Sick peasants would come to our house, stricken with rheumatism, kidney trouble, old age. The skin stretched over their bones looked tanned by misery. Pain seemed frozen into the wretchedness on their faces. They sat on a bench in the main square, beneath the shade of a tree, and waited for my father to administer medicine. Patiently alert, they watched dusk fall over the streets with wide eyes. They’d sit there for hours, with never a word to anyone that they had come to see him. They might even notice when he arrived and was about to leave without speaking to him … And at times, when I was with my father, we heard a hesitant voice calling out behind us, “Señor Nicias?… Señor Nicias?”

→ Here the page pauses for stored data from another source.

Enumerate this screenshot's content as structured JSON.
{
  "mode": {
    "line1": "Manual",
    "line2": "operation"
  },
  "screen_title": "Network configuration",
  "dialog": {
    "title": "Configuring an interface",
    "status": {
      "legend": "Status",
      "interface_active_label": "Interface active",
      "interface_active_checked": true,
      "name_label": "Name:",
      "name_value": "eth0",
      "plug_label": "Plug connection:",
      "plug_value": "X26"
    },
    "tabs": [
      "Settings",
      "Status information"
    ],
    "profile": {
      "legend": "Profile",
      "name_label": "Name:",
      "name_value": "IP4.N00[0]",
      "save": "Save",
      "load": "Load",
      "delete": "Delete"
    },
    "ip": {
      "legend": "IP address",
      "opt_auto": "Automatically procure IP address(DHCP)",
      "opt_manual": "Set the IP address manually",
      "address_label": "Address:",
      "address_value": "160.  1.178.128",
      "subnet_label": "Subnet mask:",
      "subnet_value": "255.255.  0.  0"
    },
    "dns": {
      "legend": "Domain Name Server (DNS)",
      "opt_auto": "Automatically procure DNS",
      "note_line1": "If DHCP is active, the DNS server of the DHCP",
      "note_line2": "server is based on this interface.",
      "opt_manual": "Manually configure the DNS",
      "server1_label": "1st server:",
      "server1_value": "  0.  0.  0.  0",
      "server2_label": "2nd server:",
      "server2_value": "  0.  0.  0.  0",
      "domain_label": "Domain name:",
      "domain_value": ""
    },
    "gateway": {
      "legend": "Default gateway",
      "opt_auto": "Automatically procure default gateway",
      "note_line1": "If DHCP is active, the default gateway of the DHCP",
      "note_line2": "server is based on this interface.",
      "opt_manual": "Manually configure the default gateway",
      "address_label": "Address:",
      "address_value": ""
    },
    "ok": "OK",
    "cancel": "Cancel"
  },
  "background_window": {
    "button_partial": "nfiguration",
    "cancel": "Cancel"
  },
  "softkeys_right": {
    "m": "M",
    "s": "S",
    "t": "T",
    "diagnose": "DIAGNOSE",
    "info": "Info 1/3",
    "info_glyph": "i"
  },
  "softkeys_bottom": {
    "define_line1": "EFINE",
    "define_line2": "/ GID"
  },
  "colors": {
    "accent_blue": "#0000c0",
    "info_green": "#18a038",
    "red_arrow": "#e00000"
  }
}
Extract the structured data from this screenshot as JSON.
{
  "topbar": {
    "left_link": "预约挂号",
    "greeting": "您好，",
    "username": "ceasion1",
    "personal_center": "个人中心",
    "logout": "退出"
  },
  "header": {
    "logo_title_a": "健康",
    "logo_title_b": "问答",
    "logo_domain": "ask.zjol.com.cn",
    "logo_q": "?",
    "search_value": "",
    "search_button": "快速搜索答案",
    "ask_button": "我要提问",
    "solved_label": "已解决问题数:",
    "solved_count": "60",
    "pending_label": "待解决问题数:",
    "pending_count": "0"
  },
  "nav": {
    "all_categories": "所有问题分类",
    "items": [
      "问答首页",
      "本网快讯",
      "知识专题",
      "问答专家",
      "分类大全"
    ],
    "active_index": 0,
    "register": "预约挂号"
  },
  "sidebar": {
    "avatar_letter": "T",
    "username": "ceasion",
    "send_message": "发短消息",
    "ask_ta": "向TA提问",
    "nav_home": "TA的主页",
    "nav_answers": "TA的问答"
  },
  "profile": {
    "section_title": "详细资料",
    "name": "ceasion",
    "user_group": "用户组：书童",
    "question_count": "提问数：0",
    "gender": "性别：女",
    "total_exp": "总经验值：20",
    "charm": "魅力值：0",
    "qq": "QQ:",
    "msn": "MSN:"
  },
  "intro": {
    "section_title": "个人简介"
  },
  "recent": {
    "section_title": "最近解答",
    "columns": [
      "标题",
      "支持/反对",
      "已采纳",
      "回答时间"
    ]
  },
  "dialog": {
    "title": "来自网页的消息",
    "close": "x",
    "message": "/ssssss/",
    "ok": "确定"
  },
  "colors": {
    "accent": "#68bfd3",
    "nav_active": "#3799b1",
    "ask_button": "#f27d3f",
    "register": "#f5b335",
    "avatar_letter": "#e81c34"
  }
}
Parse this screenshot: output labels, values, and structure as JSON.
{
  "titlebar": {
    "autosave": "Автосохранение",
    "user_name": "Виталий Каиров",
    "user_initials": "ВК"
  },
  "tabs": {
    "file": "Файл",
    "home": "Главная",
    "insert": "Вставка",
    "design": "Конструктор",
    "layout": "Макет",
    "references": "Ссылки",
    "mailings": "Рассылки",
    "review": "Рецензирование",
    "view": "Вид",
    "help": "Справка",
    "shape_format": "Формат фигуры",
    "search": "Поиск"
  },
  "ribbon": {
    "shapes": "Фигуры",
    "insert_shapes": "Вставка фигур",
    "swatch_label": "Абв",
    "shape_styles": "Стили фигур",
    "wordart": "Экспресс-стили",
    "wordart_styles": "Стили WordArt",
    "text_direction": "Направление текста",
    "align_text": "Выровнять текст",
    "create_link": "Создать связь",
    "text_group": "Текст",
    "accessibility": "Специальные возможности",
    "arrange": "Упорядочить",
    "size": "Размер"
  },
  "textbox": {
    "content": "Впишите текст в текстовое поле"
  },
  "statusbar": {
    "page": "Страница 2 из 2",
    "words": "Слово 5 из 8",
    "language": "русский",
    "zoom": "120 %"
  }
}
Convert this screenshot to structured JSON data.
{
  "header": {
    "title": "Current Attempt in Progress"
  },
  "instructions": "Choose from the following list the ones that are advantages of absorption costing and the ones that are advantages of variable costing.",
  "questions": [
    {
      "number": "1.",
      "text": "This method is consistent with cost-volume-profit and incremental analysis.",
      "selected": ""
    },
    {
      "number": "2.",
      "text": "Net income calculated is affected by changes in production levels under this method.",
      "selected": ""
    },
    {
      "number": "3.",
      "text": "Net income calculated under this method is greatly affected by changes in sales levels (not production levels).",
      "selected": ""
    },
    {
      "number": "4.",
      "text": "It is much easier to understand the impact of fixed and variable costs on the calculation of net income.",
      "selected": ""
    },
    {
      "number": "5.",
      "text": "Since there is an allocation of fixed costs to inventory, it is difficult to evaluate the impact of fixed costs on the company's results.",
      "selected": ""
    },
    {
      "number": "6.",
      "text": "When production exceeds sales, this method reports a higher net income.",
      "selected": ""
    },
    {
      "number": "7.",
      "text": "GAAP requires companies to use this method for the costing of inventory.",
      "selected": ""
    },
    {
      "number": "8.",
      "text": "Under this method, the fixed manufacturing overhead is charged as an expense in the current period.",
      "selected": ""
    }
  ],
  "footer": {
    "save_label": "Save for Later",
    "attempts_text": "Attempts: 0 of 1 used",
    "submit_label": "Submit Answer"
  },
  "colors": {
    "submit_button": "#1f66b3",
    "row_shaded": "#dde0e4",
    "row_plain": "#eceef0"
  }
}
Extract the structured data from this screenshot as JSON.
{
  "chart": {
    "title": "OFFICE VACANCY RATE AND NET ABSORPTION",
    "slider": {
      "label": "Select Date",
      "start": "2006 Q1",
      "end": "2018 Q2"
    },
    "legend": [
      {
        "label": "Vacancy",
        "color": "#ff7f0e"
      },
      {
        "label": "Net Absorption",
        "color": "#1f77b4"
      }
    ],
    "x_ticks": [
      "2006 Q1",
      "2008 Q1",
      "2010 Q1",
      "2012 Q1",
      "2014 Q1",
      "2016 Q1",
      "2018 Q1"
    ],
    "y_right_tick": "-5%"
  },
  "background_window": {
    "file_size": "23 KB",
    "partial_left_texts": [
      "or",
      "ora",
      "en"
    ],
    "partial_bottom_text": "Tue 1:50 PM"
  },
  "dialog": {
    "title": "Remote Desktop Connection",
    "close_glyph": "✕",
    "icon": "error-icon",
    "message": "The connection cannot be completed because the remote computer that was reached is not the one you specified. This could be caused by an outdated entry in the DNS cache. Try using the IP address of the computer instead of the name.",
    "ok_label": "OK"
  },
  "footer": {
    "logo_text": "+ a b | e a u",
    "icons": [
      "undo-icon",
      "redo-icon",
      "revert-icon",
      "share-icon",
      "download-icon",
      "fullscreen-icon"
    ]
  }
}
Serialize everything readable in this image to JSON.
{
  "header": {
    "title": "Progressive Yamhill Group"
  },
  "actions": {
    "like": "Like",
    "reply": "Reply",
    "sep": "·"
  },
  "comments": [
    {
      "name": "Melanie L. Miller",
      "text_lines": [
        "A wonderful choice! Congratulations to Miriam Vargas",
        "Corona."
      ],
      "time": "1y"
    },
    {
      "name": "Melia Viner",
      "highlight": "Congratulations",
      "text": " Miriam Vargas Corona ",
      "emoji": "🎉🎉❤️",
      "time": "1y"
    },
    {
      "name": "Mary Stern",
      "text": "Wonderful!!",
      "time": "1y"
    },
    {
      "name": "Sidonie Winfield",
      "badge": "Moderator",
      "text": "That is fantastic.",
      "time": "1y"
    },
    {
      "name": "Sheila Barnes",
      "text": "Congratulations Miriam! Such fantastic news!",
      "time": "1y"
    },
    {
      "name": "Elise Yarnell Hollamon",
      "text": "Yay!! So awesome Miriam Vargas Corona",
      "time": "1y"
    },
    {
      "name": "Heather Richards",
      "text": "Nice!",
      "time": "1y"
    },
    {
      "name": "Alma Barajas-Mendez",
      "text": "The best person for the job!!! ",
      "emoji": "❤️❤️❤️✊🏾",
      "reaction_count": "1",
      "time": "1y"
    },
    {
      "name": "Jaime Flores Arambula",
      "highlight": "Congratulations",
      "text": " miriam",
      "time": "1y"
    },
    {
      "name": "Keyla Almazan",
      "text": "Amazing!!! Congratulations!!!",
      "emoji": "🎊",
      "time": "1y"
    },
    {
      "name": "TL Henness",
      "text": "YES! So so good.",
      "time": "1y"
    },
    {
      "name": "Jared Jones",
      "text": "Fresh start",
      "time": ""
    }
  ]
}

And my father would come to a halt. Knowing well what this was about, he walked towards the man who’d called to him, who was propped up by his wife and in too much pain to move.
“What’s the matter with you?” my father asked.
“The sickness, sir, it won’t leave me alone.”
And during a dialogue of few words and many silences, I observed my father and the man watching each other, as if reading each other’s thoughts on their faces.
Until all of a sudden the man burst into tears, saying that his kidneys were killing him and, pouting like a child, that he was very hungry.
On days my father didn’t show up some of the peasants waited until night, taking short walks around the square or going to the market to buy fruit. The darkness slowly engulfed them, turning them and the trees black. Their children played haunted house with the village children, running between the flower beds, emitting feeble cries, stumbling frequently from weakness.
They ran barefoot, in torn and patched trousers, stepping on the grass, clowning around and bumping into passersby.
Often a dog that had come to town with one of the families was lying nearby, and his paws would tremble as he tried to stand up and stretch, as though his legs were too frail to support him.
When she heard that the peasants were waiting for my father, my mother would go tell them the approximate time he was expected back from his trip. But it made no difference whether she told them three in the afternoon or nine at night, it did not seem to diminish their resolve to wait for him, although one could detect weariness and sorrow in their eyes.